Лучшего ответа от преосвященного Тимофея и нельзя было ожидать.
Избранный дворянством в попечители смоленской гимназии граф стал так помыкать и начальством, и учителями, что те поневоле должны были протестовать против самодурных его распоряжений. Сторону попечителя принял отец предводитель дворянства со всеми своими детками, а противоположную – министерство просвещения. Переписка длилась довольно долго и окончилась тем, что г-н попечитель, сознавши свою некомпетентность, отказался от занимаемого им поста и был сменен.
Венгерская война прошла незаметно. Почтеннейшая смоленская публика, читавшая только одни московские ведомости и не имевшая никакой претенсии к иностранным газетам, узнала о ней потому только, что Кн. Варшавский, пред которым мятежники положили оружие, торжественно встречен государем и награжден фельдмаршальским жезлом.
Зато крымская война едва ли где в других местах России (кроме Москвы) была встречена с таким жаром, восторгом, и почти исступлением.
Повторялось везде, даже на улицах кстати и некстати. Явились какие-то […][203]

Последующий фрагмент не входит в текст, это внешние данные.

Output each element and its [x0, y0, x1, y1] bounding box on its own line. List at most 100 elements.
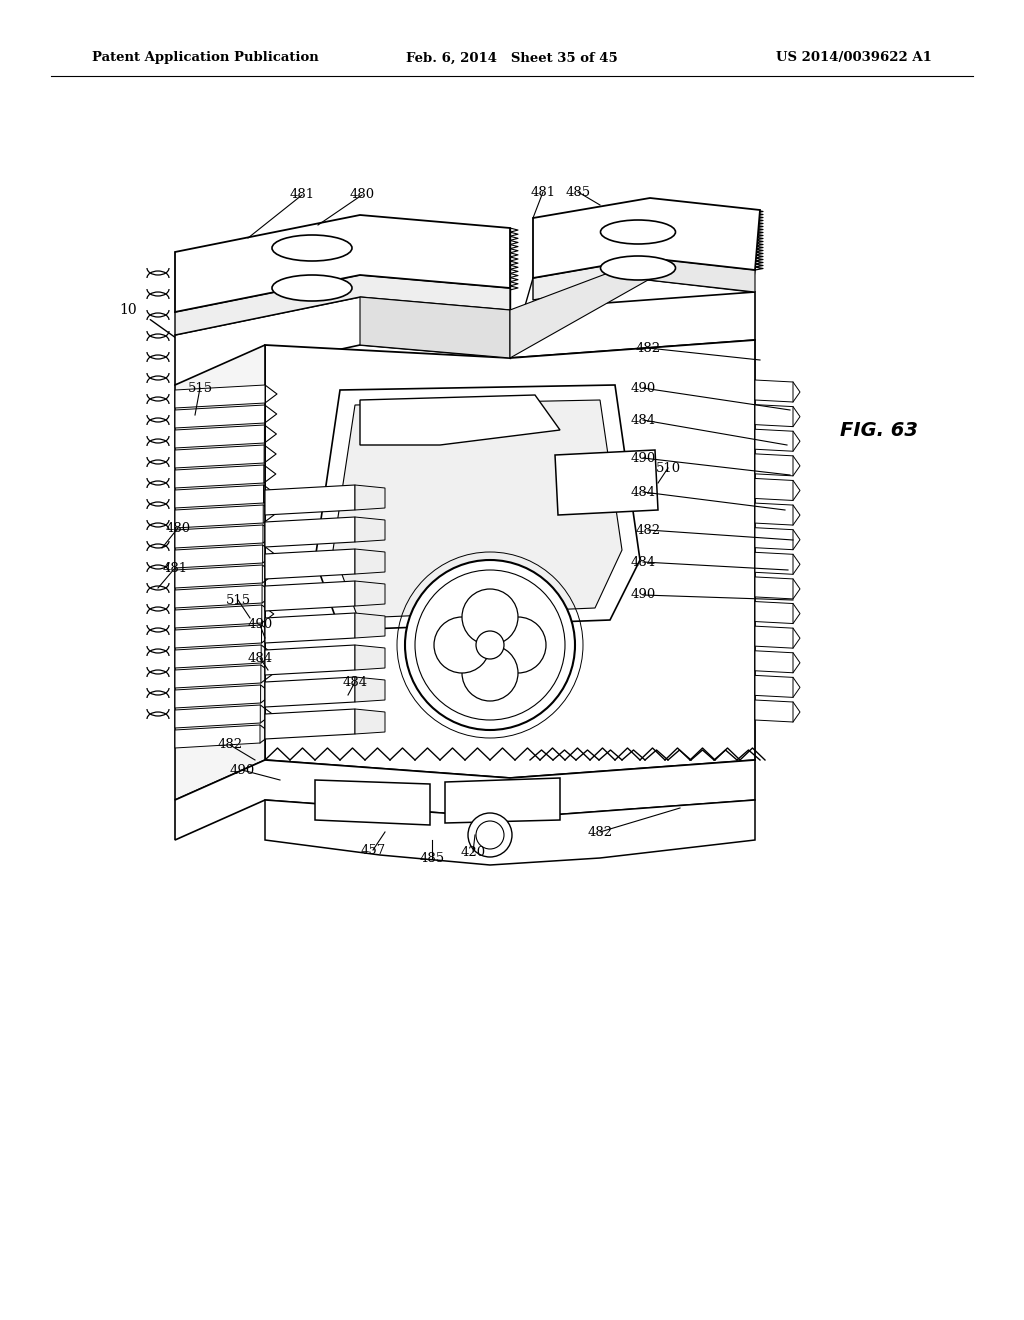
Polygon shape	[265, 800, 755, 865]
Polygon shape	[175, 585, 262, 609]
Polygon shape	[755, 602, 793, 623]
Polygon shape	[175, 345, 265, 800]
Polygon shape	[175, 645, 261, 668]
Text: 420: 420	[461, 846, 485, 858]
Polygon shape	[755, 676, 793, 697]
Text: Patent Application Publication: Patent Application Publication	[92, 51, 318, 65]
Polygon shape	[265, 645, 355, 675]
Polygon shape	[175, 665, 261, 688]
Polygon shape	[755, 478, 793, 500]
Circle shape	[434, 616, 490, 673]
Polygon shape	[755, 454, 793, 475]
Polygon shape	[360, 395, 560, 445]
Polygon shape	[534, 257, 755, 300]
Ellipse shape	[600, 220, 676, 244]
Text: 490: 490	[229, 763, 255, 776]
Text: 481: 481	[290, 189, 314, 202]
Polygon shape	[175, 385, 265, 408]
Text: 484: 484	[631, 413, 655, 426]
Circle shape	[476, 631, 504, 659]
Polygon shape	[755, 651, 793, 673]
Text: 10: 10	[119, 304, 137, 317]
Polygon shape	[175, 445, 264, 469]
Polygon shape	[175, 624, 261, 648]
Polygon shape	[175, 605, 262, 628]
Circle shape	[468, 813, 512, 857]
Text: 484: 484	[248, 652, 272, 664]
Polygon shape	[175, 484, 263, 508]
Text: US 2014/0039622 A1: US 2014/0039622 A1	[776, 51, 932, 65]
Polygon shape	[355, 517, 385, 543]
Polygon shape	[265, 677, 355, 708]
Polygon shape	[265, 549, 355, 579]
Circle shape	[415, 570, 565, 719]
Polygon shape	[315, 385, 640, 630]
Polygon shape	[265, 581, 355, 611]
Polygon shape	[755, 700, 793, 722]
Polygon shape	[755, 405, 793, 426]
Polygon shape	[265, 709, 355, 739]
Text: 485: 485	[420, 851, 444, 865]
Text: 481: 481	[163, 561, 187, 574]
Circle shape	[406, 560, 575, 730]
Polygon shape	[265, 341, 755, 777]
Text: 484: 484	[631, 486, 655, 499]
Text: 490: 490	[248, 619, 272, 631]
Text: 490: 490	[631, 451, 655, 465]
Polygon shape	[265, 517, 355, 546]
Polygon shape	[355, 677, 385, 702]
Polygon shape	[510, 257, 755, 358]
Polygon shape	[755, 380, 793, 403]
Polygon shape	[755, 503, 793, 525]
Polygon shape	[175, 725, 260, 748]
Polygon shape	[175, 565, 262, 587]
Polygon shape	[755, 552, 793, 574]
Polygon shape	[755, 577, 793, 599]
Polygon shape	[755, 626, 793, 648]
Text: 482: 482	[217, 738, 243, 751]
Polygon shape	[175, 275, 510, 335]
Text: 482: 482	[636, 524, 660, 536]
Polygon shape	[175, 705, 260, 729]
Text: 482: 482	[588, 825, 612, 838]
Circle shape	[462, 645, 518, 701]
Polygon shape	[355, 645, 385, 671]
Polygon shape	[445, 777, 560, 822]
Text: 457: 457	[360, 843, 386, 857]
Text: 490: 490	[631, 381, 655, 395]
Ellipse shape	[272, 235, 352, 261]
Polygon shape	[265, 612, 355, 643]
Text: 480: 480	[166, 521, 190, 535]
Text: 482: 482	[636, 342, 660, 355]
Circle shape	[462, 589, 518, 645]
Polygon shape	[175, 760, 755, 840]
Ellipse shape	[600, 256, 676, 280]
Polygon shape	[755, 528, 793, 549]
Polygon shape	[175, 425, 264, 447]
Circle shape	[490, 616, 546, 673]
Text: 484: 484	[342, 676, 368, 689]
Polygon shape	[265, 484, 355, 515]
Text: FIG. 63: FIG. 63	[840, 421, 918, 440]
Circle shape	[476, 821, 504, 849]
Text: 484: 484	[631, 556, 655, 569]
Polygon shape	[175, 405, 265, 428]
Polygon shape	[175, 215, 510, 312]
Text: 490: 490	[631, 589, 655, 602]
Polygon shape	[355, 709, 385, 734]
Polygon shape	[534, 198, 760, 279]
Polygon shape	[175, 545, 262, 568]
Polygon shape	[175, 292, 755, 385]
Polygon shape	[755, 429, 793, 451]
Text: 515: 515	[187, 381, 213, 395]
Polygon shape	[355, 484, 385, 510]
Polygon shape	[333, 400, 622, 618]
Polygon shape	[355, 581, 385, 606]
Text: 481: 481	[530, 186, 556, 198]
Text: 510: 510	[655, 462, 681, 474]
Text: 485: 485	[565, 186, 591, 198]
Polygon shape	[355, 549, 385, 574]
Text: 515: 515	[225, 594, 251, 606]
Polygon shape	[360, 297, 510, 358]
Polygon shape	[175, 525, 263, 548]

, а после и Марш смоленского ополчения maestoso e risoluto[204], громкий, трескучий и заунывный вместе. Все это было произведением смоленских виртуозов, и смоляне восхищались ими чуть-чуть не целый год. После как-то про них и совсем забыли. Марш был сочинен каким-то немцем, фамилии которого я не помню, а знаю только, что в то же время он занят был композицией русской оперы «Леший», отдельные номера которой разыгрывались в зале дворянского собрания. Другой немец, капельмейстер и хороший знаток музыки уверял, что в третьем минорном колене смоленского марша в самом деле слышится мотив народного pastorale «ты поди, поди, коровушка»[205].Смоленска кипел патриотическим энтузиазмом. Только и разговоров было о войне и победах. «Шапками закидаем эту сволочь» – «Шапками вбросим нахалов в море» – «Напрем, ударим, победим!» – «Не нужно нам их вино и шелков, есть свои в Крыму и на Кавказе, а мало их – так есть меды и кислые щи!» – «Вот посмотрим, как эти нищие обойдутся без нашего хлеба» – кричали смоляне и в то же время хлопотали о пособии из казны на прокормление умирающего с голоду народа. Чиновникам (кроме служащих министерства просвещения) выдана была невзачет треть годичного жалования, а крестьян за недосугом позабыли, хотя в запасных магазинах наличного хлеба нашлось что-то меньше нуля, т. е. какие-то отрицательные количества, называемое долгом на помещиках, и значащееся временно на бумаге до появления нового всемилостивейшего манифеста Николая Павловича, который однажды в бытность свою в Смоленске выразился даже так:
– Ежели бы я не был императором всероссийским, то желал бы быть губернатором смоленским.
Особенно эффектны были выборы в офицерские чины ополчения. Кн. Друцкой, стоя перед портретом Государя, говорил пламенную речь, поворачивался и бросался то к портрету, то к публике, размахивал руками, бил себя кулаками в грудь и сыпал самые блистательные фразы, заимствованные из речей героев древней, средней, новой и новейшей истории. Грудной ящик князя оказался с отличнейшим резонансом, потому что кулачные удары в него были слышны на хорах обширного и высокого зала.